I wish life was easy.
I wish it was fair. I wish it wasn’t so painful. I wish it made sense. Why can’t things just be EASY? For once in my life. Why can’t they be easy?
I was able to handle the rest of the hard parts of my life. The complicated relationship with my mom. My parents divorce when I was in elementary school. My horrible relationship with my stepmother and her mother. My first divorce. My second divorce. The abusive relationship after those two relationships. All of the lies and deceit. My mom’s death. Raising Carter on my own. Being a single mom for a really long time. Working my way through multiple nursing degrees.
That was all cake.
Losing my son has been the hardest thing I have ever had to endure. 3 months in and I still don’t know how to do this. I am trying but I am currently just considering it a win with every day I survive.

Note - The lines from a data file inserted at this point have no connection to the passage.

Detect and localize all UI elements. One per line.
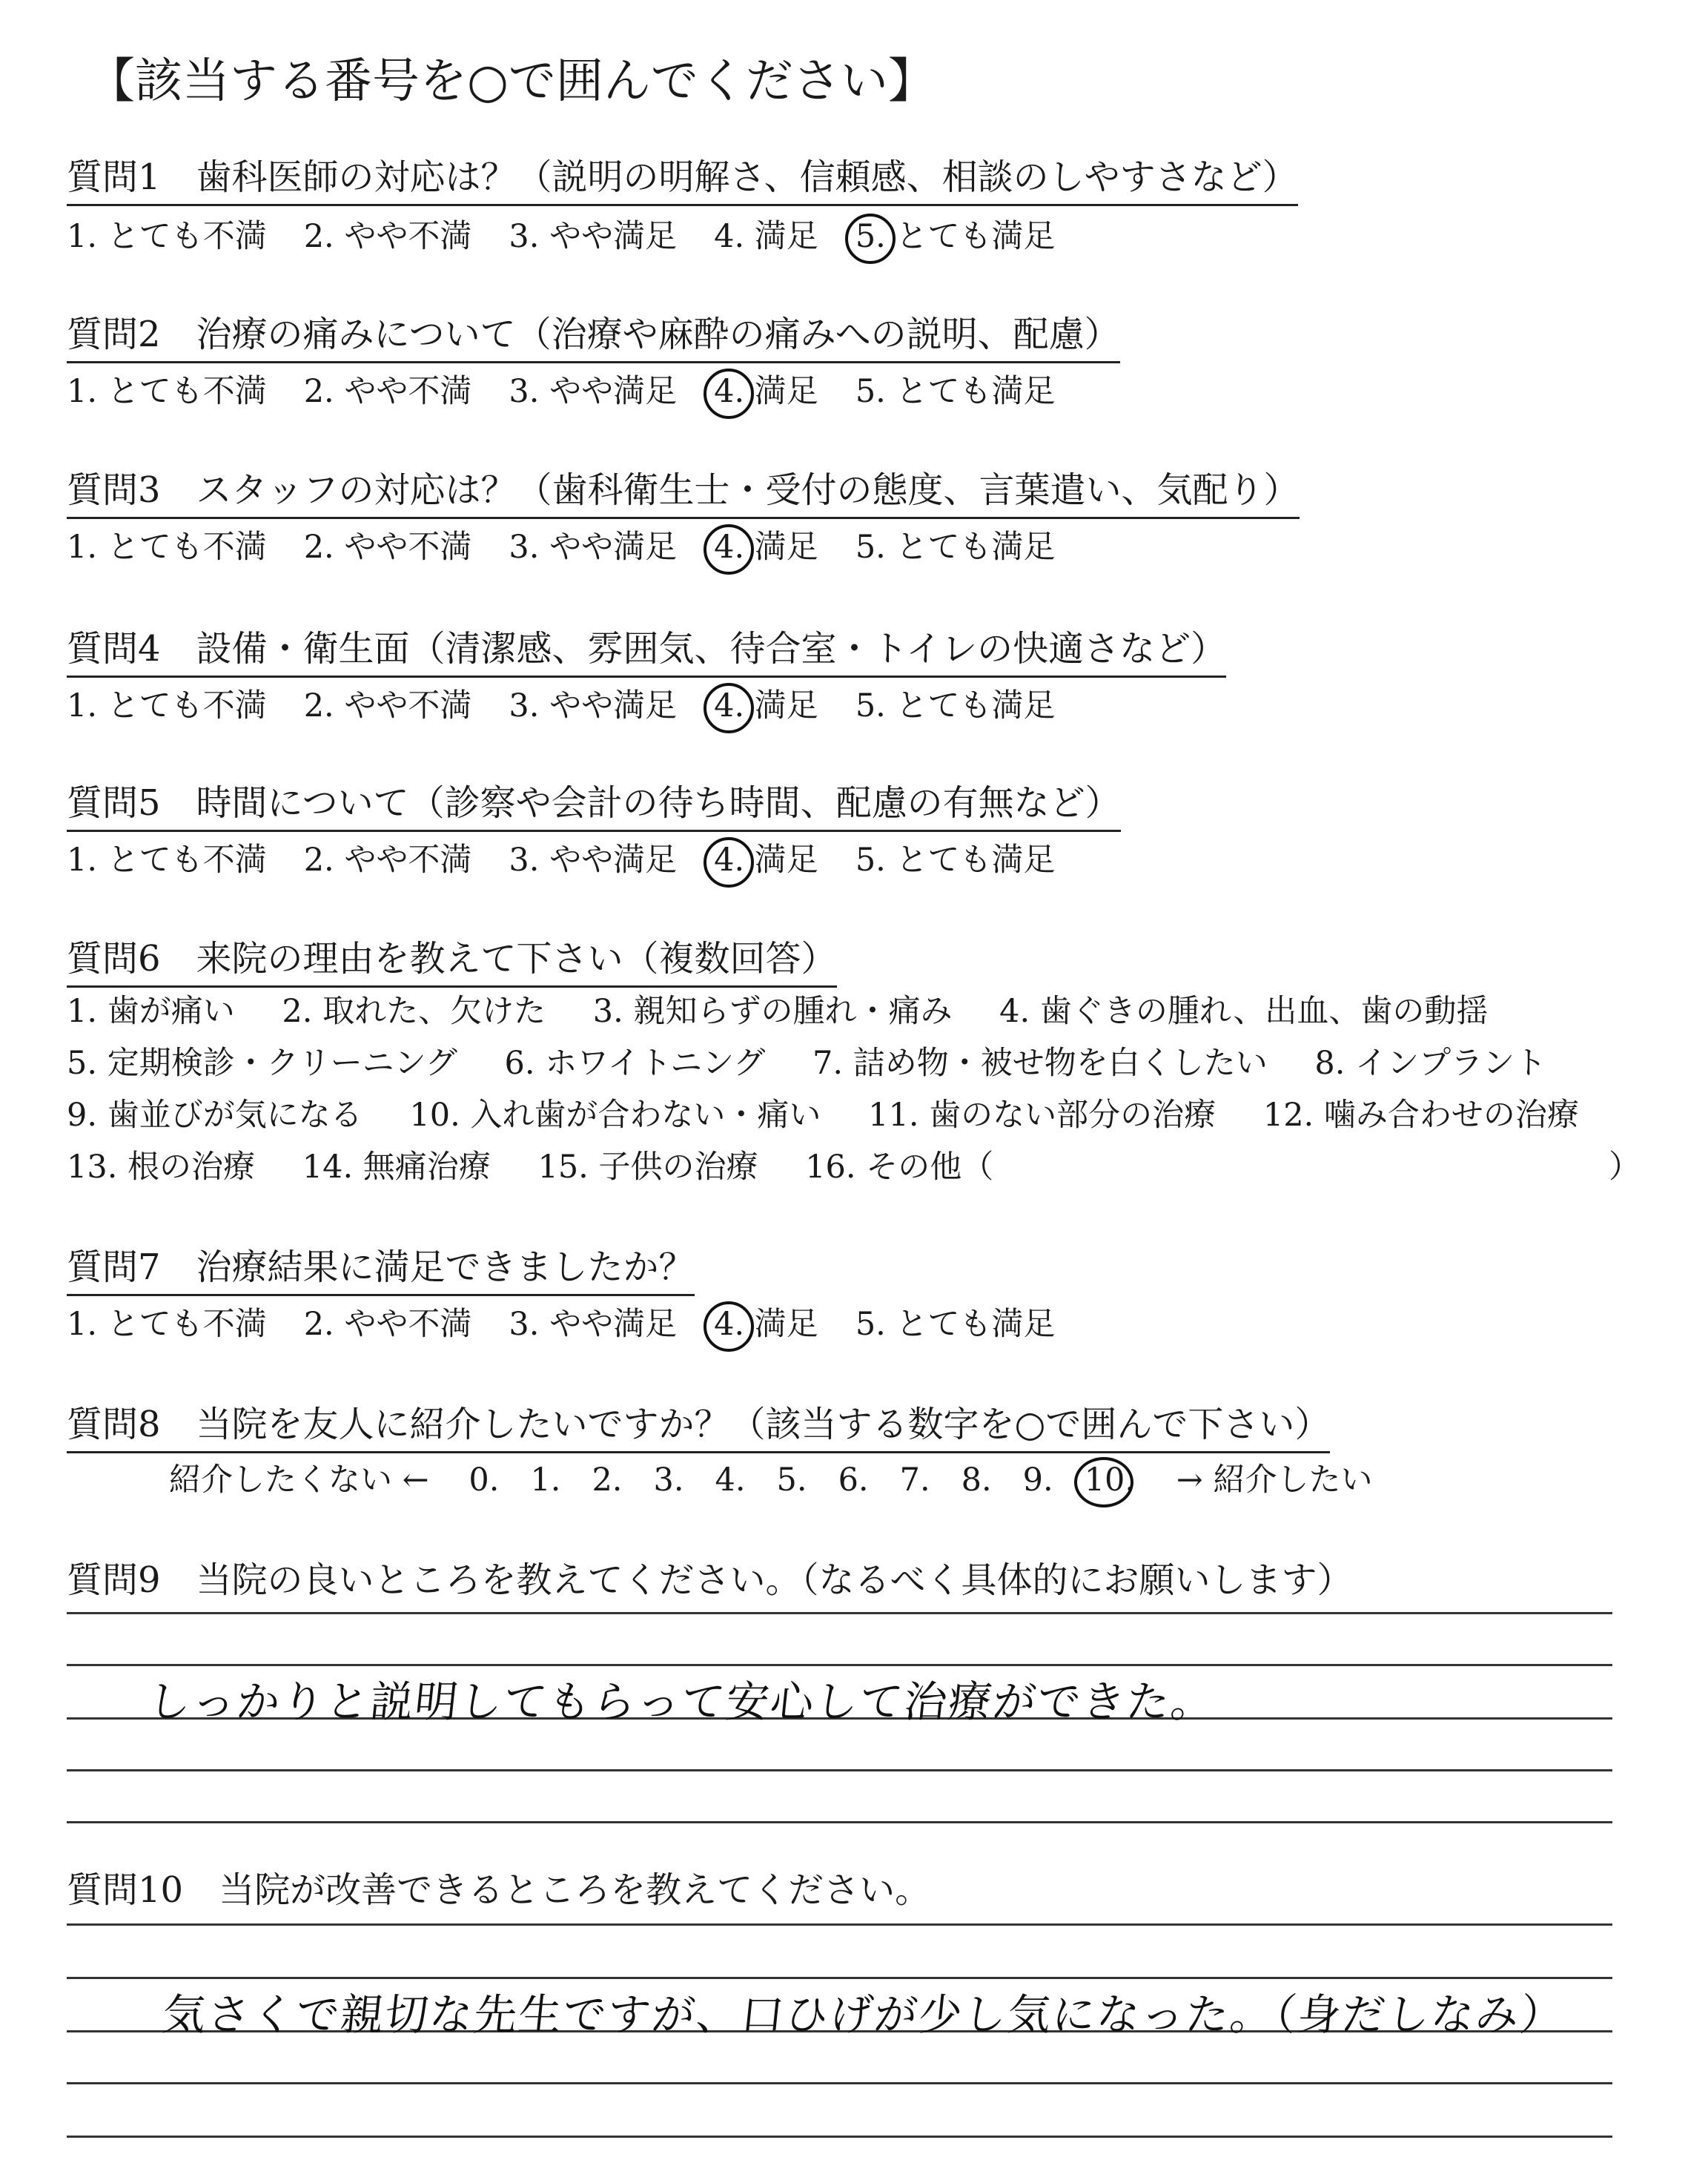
- question-1-options: [67, 211, 1093, 257]
- option-label: とても満足: [885, 687, 1056, 724]
- question-3-options: [67, 522, 1093, 567]
- option-number: 5.: [855, 373, 886, 410]
- q6-option-6[interactable]: 6. ホワイトニング: [504, 1045, 766, 1082]
- answer-line: [67, 1977, 1612, 1979]
- option-label: 満足: [744, 687, 818, 724]
- question-4-heading: 質問4 設備・衛生面（清潔感、雰囲気、待合室・トイレの快適さなど）: [67, 620, 1226, 678]
- q3-option-1[interactable]: [67, 522, 267, 567]
- q2-option-1[interactable]: [67, 366, 267, 412]
- q7-option-2[interactable]: [304, 1299, 472, 1344]
- q3-option-5[interactable]: [855, 522, 1056, 567]
- option-label: 満足: [744, 1306, 818, 1343]
- option-label: やや不満: [334, 373, 472, 410]
- q1-option-1[interactable]: [67, 211, 267, 257]
- option-label: とても満足: [885, 842, 1056, 879]
- option-number: 4.: [714, 842, 745, 879]
- option-label: やや満足: [539, 1306, 678, 1343]
- q6-other-close-paren: ）: [1609, 1149, 1641, 1186]
- q6-option-2[interactable]: 2. 取れた、欠けた: [282, 993, 546, 1030]
- option-number: 5.: [855, 1306, 886, 1343]
- q6-option-5[interactable]: 5. 定期検診・クリーニング: [67, 1045, 457, 1082]
- q6-option-16[interactable]: 16. その他（: [805, 1149, 994, 1186]
- q5-option-3[interactable]: [509, 835, 677, 880]
- question-7-heading: 質問7 治療結果に満足できましたか？: [67, 1238, 695, 1296]
- q1-option-2[interactable]: [304, 211, 472, 257]
- option-label: やや不満: [334, 687, 472, 724]
- q8-option-1[interactable]: 1.: [530, 1462, 561, 1499]
- q5-option-1[interactable]: [67, 835, 267, 880]
- option-label: とても満足: [885, 373, 1056, 410]
- q3-option-3[interactable]: [509, 522, 677, 567]
- question-6-row-1: [67, 986, 1525, 1031]
- q9-handwritten-answer: しっかりと説明してもらって安心して治療ができた。: [145, 1677, 1219, 1727]
- option-number: 3.: [509, 842, 540, 879]
- q1-option-5[interactable]: [855, 211, 1056, 257]
- q8-option-6[interactable]: 6.: [838, 1462, 869, 1499]
- option-label: 満足: [744, 373, 818, 410]
- option-number: 3.: [509, 1306, 540, 1343]
- q8-option-8[interactable]: 8.: [961, 1462, 992, 1499]
- option-number: 3.: [509, 687, 540, 724]
- q5-option-5[interactable]: [855, 835, 1056, 880]
- question-2-options: [67, 366, 1093, 412]
- q1-option-3[interactable]: [509, 211, 677, 257]
- option-number: 3.: [509, 373, 540, 410]
- option-label: やや満足: [539, 529, 678, 566]
- q7-option-1[interactable]: [67, 1299, 267, 1344]
- q6-option-15[interactable]: 15. 子供の治療: [537, 1149, 758, 1186]
- option-label: とても満足: [885, 529, 1056, 566]
- answer-line: [67, 1769, 1612, 1771]
- answer-line: [67, 1664, 1612, 1666]
- option-label: とても不満: [97, 842, 267, 879]
- q5-option-2[interactable]: [304, 835, 472, 880]
- q6-option-13[interactable]: 13. 根の治療: [67, 1149, 256, 1186]
- q6-option-12[interactable]: 12. 噛み合わせの治療: [1262, 1097, 1579, 1134]
- option-label: とても不満: [97, 1306, 267, 1343]
- option-label: やや満足: [539, 842, 678, 879]
- option-number: 1.: [67, 1306, 98, 1343]
- q3-option-2[interactable]: [304, 522, 472, 567]
- q4-option-4[interactable]: [714, 681, 818, 726]
- option-label: やや不満: [334, 1306, 472, 1343]
- question-6-row-3: [67, 1090, 1616, 1135]
- option-label: とても不満: [97, 687, 267, 724]
- question-8-scale: [169, 1455, 1372, 1500]
- option-number: 1.: [67, 529, 98, 566]
- q8-option-2[interactable]: 2.: [592, 1462, 623, 1499]
- q8-right-label: → 紹介したい: [1176, 1462, 1373, 1499]
- option-number: 2.: [303, 218, 334, 255]
- option-number: 2.: [303, 373, 334, 410]
- q8-scale-values: [469, 1462, 1166, 1499]
- q8-option-4[interactable]: 4.: [715, 1462, 746, 1499]
- option-number: 1.: [67, 842, 98, 879]
- option-label: とても不満: [97, 373, 267, 410]
- option-label: やや満足: [539, 373, 678, 410]
- question-5-options: [67, 835, 1093, 880]
- question-10-heading: 質問10 当院が改善できるところを教えてください。: [67, 1869, 931, 1911]
- option-label: 満足: [744, 218, 818, 255]
- question-5-heading: 質問5 時間について（診察や会計の待ち時間、配慮の有無など）: [67, 774, 1121, 832]
- option-label: とても不満: [97, 218, 267, 255]
- option-number: 2.: [303, 687, 334, 724]
- q4-option-3[interactable]: [509, 681, 677, 726]
- option-label: 満足: [744, 529, 818, 566]
- question-7-options: [67, 1299, 1093, 1344]
- q4-option-2[interactable]: [304, 681, 472, 726]
- option-label: やや不満: [334, 842, 472, 879]
- option-number: 5.: [855, 842, 886, 879]
- option-number: 2.: [303, 842, 334, 879]
- q4-option-1[interactable]: [67, 681, 267, 726]
- option-label: とても不満: [97, 529, 267, 566]
- question-8-heading: 質問8 当院を友人に紹介したいですか？（該当する数字を○で囲んで下さい）: [67, 1396, 1330, 1453]
- option-number: 2.: [303, 1306, 334, 1343]
- q7-option-3[interactable]: [509, 1299, 677, 1344]
- q4-option-5[interactable]: [855, 681, 1056, 726]
- q6-option-8[interactable]: 8. インプラント: [1314, 1045, 1547, 1082]
- q8-option-10[interactable]: 10.: [1084, 1462, 1136, 1499]
- answer-line: [67, 2082, 1612, 2084]
- option-number: 1.: [67, 218, 98, 255]
- q6-option-3[interactable]: 3. 親知らずの腫れ・痛み: [592, 993, 953, 1030]
- q6-option-10[interactable]: 10. 入れ歯が合わない・痛い: [409, 1097, 821, 1134]
- q10-handwritten-answer: 気さくで親切な先生ですが、口ひげが少し気になった。（身だしなみ）: [159, 1989, 1568, 2040]
- question-6-row-4: [67, 1142, 1030, 1187]
- answer-line: [67, 2136, 1612, 2138]
- q2-option-5[interactable]: [855, 366, 1056, 412]
- question-4-options: [67, 681, 1093, 726]
- q8-option-5[interactable]: 5.: [776, 1462, 807, 1499]
- option-number: 3.: [509, 529, 540, 566]
- question-1-heading: 質問1 歯科医師の対応は？（説明の明解さ、信頼感、相談のしやすさなど）: [67, 148, 1298, 206]
- q6-option-9[interactable]: 9. 歯並びが気になる: [67, 1097, 363, 1134]
- option-number: 2.: [303, 529, 334, 566]
- q3-option-4[interactable]: [714, 522, 818, 567]
- q1-option-4[interactable]: [714, 211, 818, 257]
- q8-left-label: 紹介したくない ←: [169, 1462, 429, 1499]
- q6-option-7[interactable]: 7. 詰め物・被せ物を白くしたい: [812, 1045, 1268, 1082]
- option-number: 5.: [855, 687, 886, 724]
- option-label: やや不満: [334, 529, 472, 566]
- page-title: 【該当する番号を○で囲んでください】: [87, 54, 936, 109]
- q8-option-9[interactable]: 9.: [1022, 1462, 1053, 1499]
- option-number: 4.: [714, 1306, 745, 1343]
- q6-option-1[interactable]: 1. 歯が痛い: [67, 993, 235, 1030]
- q6-option-14[interactable]: 14. 無痛治療: [302, 1149, 491, 1186]
- option-label: とても満足: [885, 218, 1056, 255]
- option-label: とても満足: [885, 1306, 1056, 1343]
- q7-option-4[interactable]: [714, 1299, 818, 1344]
- option-number: 4.: [714, 218, 745, 255]
- q8-option-0[interactable]: 0.: [469, 1462, 500, 1499]
- q2-option-3[interactable]: [509, 366, 677, 412]
- question-9-heading: 質問9 当院の良いところを教えてください。（なるべく具体的にお願いします）: [67, 1559, 1353, 1601]
- option-number: 1.: [67, 373, 98, 410]
- option-number: 4.: [714, 687, 745, 724]
- q8-option-3[interactable]: 3.: [653, 1462, 684, 1499]
- option-number: 3.: [509, 218, 540, 255]
- q2-option-4[interactable]: [714, 366, 818, 412]
- q2-option-2[interactable]: [304, 366, 472, 412]
- answer-line: [67, 1612, 1612, 1614]
- option-label: 満足: [744, 842, 818, 879]
- q6-option-11[interactable]: 11. 歯のない部分の治療: [868, 1097, 1217, 1134]
- q7-option-5[interactable]: [855, 1299, 1056, 1344]
- q5-option-4[interactable]: [714, 835, 818, 880]
- option-number: 5.: [855, 529, 886, 566]
- option-label: やや不満: [334, 218, 472, 255]
- question-3-heading: 質問3 スタッフの対応は？（歯科衛生士・受付の態度、言葉遣い、気配り）: [67, 461, 1300, 519]
- option-label: やや満足: [539, 218, 678, 255]
- question-6-heading: 質問6 来院の理由を教えて下さい（複数回答）: [67, 930, 837, 988]
- option-number: 1.: [67, 687, 98, 724]
- answer-line: [67, 1923, 1612, 1926]
- option-number: 5.: [855, 218, 886, 255]
- option-number: 4.: [714, 529, 745, 566]
- q6-option-4[interactable]: 4. 歯ぐきの腫れ、出血、歯の動揺: [999, 993, 1489, 1030]
- answer-line: [67, 1821, 1612, 1823]
- question-2-heading: 質問2 治療の痛みについて（治療や麻酔の痛みへの説明、配慮）: [67, 305, 1120, 363]
- option-number: 4.: [714, 373, 745, 410]
- q8-option-7[interactable]: 7.: [899, 1462, 930, 1499]
- option-label: やや満足: [539, 687, 678, 724]
- question-6-row-2: [67, 1038, 1583, 1083]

There are things that make me simultaneously smile and cry. That happens a lot. Rory just saw Taylor Swift and the song that always reminds her of Bryce just happened to have full purple lighting.

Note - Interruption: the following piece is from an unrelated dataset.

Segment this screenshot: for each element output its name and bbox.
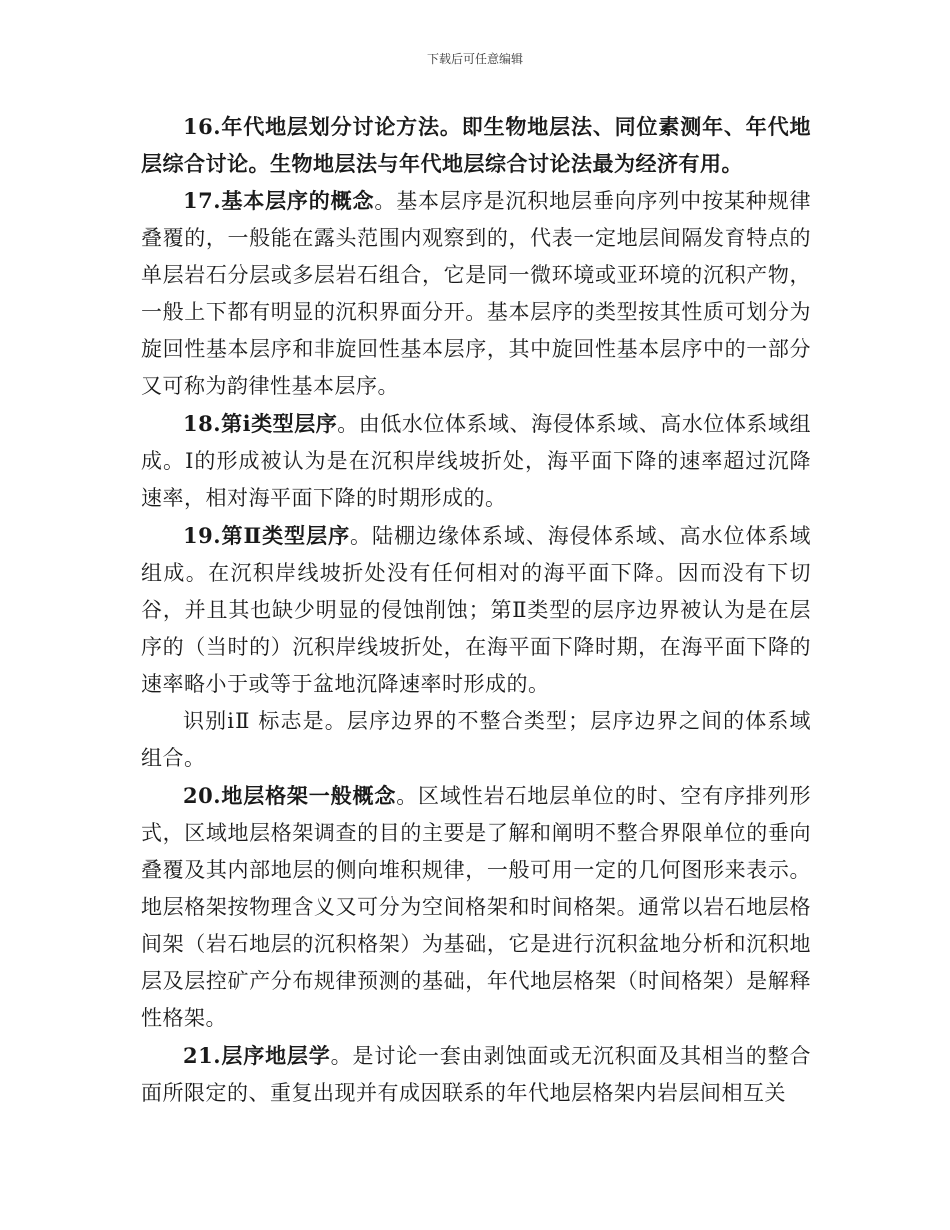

Coincidence? Sure. You can say that. But the love of his life that he wanted to marry going to a concert and her “Bryce song” happens to have purple lighting? She also went to a music festival the weekend of his memorial and the first music set after she arrived had purple laser lights. Coincidence again?
Just like the purple bird that multiple people saw while I was speaking at Bryce’s memorial? Or all of the purple that we’ve all been seeing since he was taken? It’s been fucking everywhere.
The purple is still a comfort to me. And I can use all of the comforts I can get. Some days are okay. Some days are bad. Some days are horrible. Even the okay days aren’t 100% okay though.
Like today. I had a good midday. Went to lunch with the girlfriend. Good convo. Laughter. Got my nails done. That part of the day was good.
But then was later still triggered. I had to get hangers out of Bryce’s closet because I needed more. I am usually okay with going into his room. Not always…but usually. Today was a “not” day. I went into the room, my eyes scanned the room, the squishmallows that him and Rory always had on the bed and the ones she has kept there since the accident, the boxes that he never unpacked when we moved in here last summer, my guitar that my dad gave me that I let him use to teach himself to play that I haven’t been able to take back yet, and I caught a whiff of his scent…such a faint scent now after 3 months…so faint now. I went to his bed and just laid down for a minute. Put my face on his comforter. The smell is fading fast. Especially since Rory sleeps there sometimes too. But I can still smell him. Faintly like his scent mixed a little with boy B.O.

Looked over and just stared at his shoe rack, still just like he left it 3 months ago. Only missing the pair I gave to his brother-in-law because they were good friends and the pair he was wearing that night. With shit on top of it because he was a damn ADHD slob who never put things away.


One of these days, I will need to clean out his room. One of these days, I will need to take the snacks still in his closet and get rid of them. They’re old now. I’d rather pretend that he is coming back and would be pissed if his Oreos went missing. One of these days, I will need to throw away his workout supplements in my hall cabinet. One of these days, I will need to throw away his beard products and razor from the hall bathroom cabinet. One of these days, I will need to start wearing my own clothes instead of his.
But today isn’t that day. So fuck grief.